Since the 1.0.3 release, libvirt is using the new NBD way of migrating non-shared storage. Previously, the storage was migrated in the same data stream as domain's RAM and qemu's internal state. This carried some notable disadvantages, e.g. under heavy workload the guest was nearly unable to migrate. For more info see Fedora Feature Page. Since the qemu 1.3.0 release, bunch of new features were added, notably NBD Storage migration. That is, qemu is able to send a disk over a stream either to local file or remote host. And this is what libvirt's adapted and refer to as NBD migration
``Destination``: In the PREPARE phase, NBD server is started. This will handle incoming NBD requests and multiplex data from the stream into several disks (There's just one stream used for transferring all disks). Then, all disks in domain XML besides {shared, readonly, source-less} are marked to transfer. In other words, NBD server is told which disks are to be transfered.

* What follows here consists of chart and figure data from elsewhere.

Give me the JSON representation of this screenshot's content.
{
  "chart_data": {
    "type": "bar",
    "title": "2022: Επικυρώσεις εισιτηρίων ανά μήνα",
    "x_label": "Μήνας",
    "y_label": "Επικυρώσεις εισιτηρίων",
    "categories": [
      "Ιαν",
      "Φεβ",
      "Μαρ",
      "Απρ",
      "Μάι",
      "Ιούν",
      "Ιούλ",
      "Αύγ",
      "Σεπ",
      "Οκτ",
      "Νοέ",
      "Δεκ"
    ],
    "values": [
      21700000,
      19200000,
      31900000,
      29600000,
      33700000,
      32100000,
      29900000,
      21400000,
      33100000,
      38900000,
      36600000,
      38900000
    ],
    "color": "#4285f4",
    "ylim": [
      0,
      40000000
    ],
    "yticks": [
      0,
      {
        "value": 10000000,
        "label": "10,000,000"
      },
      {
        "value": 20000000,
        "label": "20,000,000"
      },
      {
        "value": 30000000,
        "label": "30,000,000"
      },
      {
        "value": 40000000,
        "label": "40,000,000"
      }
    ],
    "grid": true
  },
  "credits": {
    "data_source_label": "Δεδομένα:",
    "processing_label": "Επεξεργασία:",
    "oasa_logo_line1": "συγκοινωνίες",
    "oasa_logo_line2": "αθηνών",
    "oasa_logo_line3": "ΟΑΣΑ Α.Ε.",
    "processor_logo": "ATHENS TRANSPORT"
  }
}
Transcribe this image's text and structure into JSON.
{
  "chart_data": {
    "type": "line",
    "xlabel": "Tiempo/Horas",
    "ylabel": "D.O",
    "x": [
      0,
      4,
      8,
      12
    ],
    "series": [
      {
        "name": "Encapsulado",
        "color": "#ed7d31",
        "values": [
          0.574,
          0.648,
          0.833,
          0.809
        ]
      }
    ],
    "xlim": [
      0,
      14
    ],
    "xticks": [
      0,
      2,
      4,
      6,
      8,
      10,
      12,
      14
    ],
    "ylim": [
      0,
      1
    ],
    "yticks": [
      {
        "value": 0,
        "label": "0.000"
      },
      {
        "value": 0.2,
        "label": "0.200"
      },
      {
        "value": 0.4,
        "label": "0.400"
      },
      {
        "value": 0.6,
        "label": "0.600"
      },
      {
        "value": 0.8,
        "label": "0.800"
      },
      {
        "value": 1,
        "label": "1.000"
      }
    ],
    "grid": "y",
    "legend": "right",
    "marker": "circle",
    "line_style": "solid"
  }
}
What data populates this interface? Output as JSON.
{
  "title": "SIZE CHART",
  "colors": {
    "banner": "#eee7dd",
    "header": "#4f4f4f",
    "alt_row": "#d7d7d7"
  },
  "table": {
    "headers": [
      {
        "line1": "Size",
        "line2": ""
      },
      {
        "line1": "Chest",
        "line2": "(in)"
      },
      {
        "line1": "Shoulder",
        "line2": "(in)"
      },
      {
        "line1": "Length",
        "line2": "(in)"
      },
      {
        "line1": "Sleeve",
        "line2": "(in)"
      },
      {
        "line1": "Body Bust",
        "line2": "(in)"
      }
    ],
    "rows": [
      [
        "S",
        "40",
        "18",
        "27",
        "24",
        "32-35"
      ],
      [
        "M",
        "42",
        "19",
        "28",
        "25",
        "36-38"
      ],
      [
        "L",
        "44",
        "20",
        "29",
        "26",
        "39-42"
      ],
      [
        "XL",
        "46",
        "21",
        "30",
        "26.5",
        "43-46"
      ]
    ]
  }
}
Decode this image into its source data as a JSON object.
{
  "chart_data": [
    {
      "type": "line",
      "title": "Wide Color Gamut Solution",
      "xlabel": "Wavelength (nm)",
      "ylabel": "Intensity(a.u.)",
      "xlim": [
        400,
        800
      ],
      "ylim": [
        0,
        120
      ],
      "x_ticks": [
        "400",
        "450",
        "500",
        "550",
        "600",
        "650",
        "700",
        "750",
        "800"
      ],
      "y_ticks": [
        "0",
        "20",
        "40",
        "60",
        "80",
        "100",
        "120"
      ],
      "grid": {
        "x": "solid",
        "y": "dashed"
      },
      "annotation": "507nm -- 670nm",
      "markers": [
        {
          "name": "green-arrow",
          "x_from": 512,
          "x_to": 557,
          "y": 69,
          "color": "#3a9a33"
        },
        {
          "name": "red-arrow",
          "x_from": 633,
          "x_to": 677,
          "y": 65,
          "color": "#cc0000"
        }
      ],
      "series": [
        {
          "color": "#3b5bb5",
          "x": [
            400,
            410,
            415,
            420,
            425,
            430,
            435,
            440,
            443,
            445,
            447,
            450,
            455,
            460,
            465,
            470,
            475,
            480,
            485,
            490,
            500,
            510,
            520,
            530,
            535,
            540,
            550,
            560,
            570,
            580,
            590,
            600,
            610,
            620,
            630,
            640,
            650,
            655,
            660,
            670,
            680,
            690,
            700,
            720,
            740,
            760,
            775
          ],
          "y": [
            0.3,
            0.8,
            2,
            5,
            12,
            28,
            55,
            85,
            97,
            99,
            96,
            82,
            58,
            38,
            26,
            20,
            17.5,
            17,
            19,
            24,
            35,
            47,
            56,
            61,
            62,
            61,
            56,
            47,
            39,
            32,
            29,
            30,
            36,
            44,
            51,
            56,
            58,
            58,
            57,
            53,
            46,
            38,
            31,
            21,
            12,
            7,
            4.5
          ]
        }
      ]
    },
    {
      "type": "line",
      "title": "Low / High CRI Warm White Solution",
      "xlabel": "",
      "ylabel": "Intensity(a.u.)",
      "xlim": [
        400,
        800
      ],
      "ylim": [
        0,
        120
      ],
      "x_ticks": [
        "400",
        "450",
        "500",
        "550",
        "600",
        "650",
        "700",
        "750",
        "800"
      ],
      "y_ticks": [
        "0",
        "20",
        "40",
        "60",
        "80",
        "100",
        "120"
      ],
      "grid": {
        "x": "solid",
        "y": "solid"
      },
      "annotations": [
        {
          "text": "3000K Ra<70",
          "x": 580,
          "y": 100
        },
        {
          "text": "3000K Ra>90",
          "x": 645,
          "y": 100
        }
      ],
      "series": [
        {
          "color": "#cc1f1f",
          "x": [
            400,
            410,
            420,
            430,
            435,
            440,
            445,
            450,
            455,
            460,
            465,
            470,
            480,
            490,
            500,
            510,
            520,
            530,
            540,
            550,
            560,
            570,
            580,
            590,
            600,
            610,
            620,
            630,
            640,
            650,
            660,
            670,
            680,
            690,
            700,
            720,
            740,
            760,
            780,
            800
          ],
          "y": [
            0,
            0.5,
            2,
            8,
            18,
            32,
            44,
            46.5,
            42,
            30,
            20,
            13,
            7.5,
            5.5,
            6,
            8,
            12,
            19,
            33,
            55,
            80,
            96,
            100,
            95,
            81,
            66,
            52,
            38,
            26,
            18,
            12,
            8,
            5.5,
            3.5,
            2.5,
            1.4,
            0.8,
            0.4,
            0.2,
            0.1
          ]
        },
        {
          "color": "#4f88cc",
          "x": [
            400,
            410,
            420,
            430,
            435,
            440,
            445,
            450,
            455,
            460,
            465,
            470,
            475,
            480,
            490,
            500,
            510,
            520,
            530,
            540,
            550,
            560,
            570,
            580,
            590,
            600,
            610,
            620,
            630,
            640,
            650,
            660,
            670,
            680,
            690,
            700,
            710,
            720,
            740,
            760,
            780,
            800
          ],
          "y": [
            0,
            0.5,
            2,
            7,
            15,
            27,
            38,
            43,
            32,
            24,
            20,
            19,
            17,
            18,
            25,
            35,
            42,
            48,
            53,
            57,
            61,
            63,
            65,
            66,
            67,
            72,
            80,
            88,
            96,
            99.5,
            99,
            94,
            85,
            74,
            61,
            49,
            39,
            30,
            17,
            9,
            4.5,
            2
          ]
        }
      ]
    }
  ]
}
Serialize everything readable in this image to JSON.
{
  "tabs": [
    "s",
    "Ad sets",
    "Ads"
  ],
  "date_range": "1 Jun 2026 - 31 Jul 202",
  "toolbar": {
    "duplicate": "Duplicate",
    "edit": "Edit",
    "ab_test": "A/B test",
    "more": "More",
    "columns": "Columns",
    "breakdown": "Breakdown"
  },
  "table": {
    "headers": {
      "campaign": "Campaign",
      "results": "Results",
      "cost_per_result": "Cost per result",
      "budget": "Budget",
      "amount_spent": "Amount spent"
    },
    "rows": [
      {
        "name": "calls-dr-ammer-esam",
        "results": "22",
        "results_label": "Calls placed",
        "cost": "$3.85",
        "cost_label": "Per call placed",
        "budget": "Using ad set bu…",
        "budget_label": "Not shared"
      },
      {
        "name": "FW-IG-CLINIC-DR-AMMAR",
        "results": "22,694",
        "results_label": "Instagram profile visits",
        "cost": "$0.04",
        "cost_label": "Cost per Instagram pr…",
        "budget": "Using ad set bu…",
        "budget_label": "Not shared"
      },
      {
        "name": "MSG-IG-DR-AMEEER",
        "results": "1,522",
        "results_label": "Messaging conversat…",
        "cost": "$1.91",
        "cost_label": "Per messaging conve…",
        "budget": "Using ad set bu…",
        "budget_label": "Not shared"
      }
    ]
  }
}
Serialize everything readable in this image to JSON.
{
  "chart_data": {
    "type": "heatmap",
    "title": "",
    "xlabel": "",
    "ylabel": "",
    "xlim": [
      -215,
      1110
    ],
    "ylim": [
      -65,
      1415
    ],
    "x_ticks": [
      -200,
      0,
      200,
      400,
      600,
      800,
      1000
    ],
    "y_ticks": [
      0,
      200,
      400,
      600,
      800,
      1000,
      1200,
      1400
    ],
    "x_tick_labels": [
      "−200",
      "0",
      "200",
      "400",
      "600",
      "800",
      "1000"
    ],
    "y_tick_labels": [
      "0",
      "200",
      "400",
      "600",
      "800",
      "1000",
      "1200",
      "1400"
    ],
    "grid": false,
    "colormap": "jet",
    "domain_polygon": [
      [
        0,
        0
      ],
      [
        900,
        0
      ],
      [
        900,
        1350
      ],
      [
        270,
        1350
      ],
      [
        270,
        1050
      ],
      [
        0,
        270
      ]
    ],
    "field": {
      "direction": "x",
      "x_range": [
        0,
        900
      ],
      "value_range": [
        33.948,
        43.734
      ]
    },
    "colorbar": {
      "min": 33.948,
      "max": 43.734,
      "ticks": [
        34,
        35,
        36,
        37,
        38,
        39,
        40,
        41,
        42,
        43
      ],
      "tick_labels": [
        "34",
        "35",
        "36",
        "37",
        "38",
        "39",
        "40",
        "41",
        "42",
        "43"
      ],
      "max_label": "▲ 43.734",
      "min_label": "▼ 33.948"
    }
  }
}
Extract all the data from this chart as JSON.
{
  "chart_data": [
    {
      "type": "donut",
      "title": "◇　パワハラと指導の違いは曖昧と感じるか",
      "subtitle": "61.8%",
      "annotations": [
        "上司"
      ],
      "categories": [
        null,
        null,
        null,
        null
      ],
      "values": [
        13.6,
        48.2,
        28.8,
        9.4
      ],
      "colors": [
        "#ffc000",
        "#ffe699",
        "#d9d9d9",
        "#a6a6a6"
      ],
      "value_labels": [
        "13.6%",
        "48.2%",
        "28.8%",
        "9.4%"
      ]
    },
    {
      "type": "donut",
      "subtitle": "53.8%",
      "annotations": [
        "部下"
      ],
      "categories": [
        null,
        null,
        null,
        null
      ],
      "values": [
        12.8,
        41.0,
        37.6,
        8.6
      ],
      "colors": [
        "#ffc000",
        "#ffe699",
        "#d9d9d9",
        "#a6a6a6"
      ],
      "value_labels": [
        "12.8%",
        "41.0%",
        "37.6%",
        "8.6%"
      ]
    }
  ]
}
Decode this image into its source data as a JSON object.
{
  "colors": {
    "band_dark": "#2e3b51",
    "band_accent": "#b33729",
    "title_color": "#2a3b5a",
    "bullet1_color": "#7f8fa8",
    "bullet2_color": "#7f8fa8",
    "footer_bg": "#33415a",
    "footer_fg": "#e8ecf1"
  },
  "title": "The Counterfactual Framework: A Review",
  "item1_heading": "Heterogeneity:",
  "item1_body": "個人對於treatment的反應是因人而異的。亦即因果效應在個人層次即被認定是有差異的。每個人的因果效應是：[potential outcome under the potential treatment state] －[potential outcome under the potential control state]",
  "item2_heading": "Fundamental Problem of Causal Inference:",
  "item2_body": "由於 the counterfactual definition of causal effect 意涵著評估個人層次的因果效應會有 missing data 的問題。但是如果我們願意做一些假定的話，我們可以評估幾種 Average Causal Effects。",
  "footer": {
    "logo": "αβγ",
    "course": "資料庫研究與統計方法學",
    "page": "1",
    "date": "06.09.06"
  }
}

``Source``: In the PERFORM phase, the migration source initializes the NBD stream to the destination. The mirroring phase can take very long which kind of hurts performance, because we can't start the migrated guest on the destination until all disks are transferred. With current implementation, libvirt tells qemu to start NBD transfer to the destination and waits for it to quiesce. Since guest may be running during migration and hence write something onto any of transferred disk such write must be mirrored to the destination. Then, after qemu told libvirt NBD is quiesced, the real migration starts (domain's RAM + qemu's internal state)
``Destination``: In the FINISH phase, the destination resumes the freshly migrated domain and kills the NBD server, as it is no longer needed.
The cool thing about all this is: none of this is visible to users and hence, no API/virsh command change was made. Users can still use virsh migrate --copy-storage-all ... or virsh migrate --copy-storage-inc ... and benefit from NBD without any change needed to be done to their code. Moreover, if one of the migration sides doesn't understand NBD, then libvirt takes fall back path and use the old style of migrating the storage. Cool, isn't it?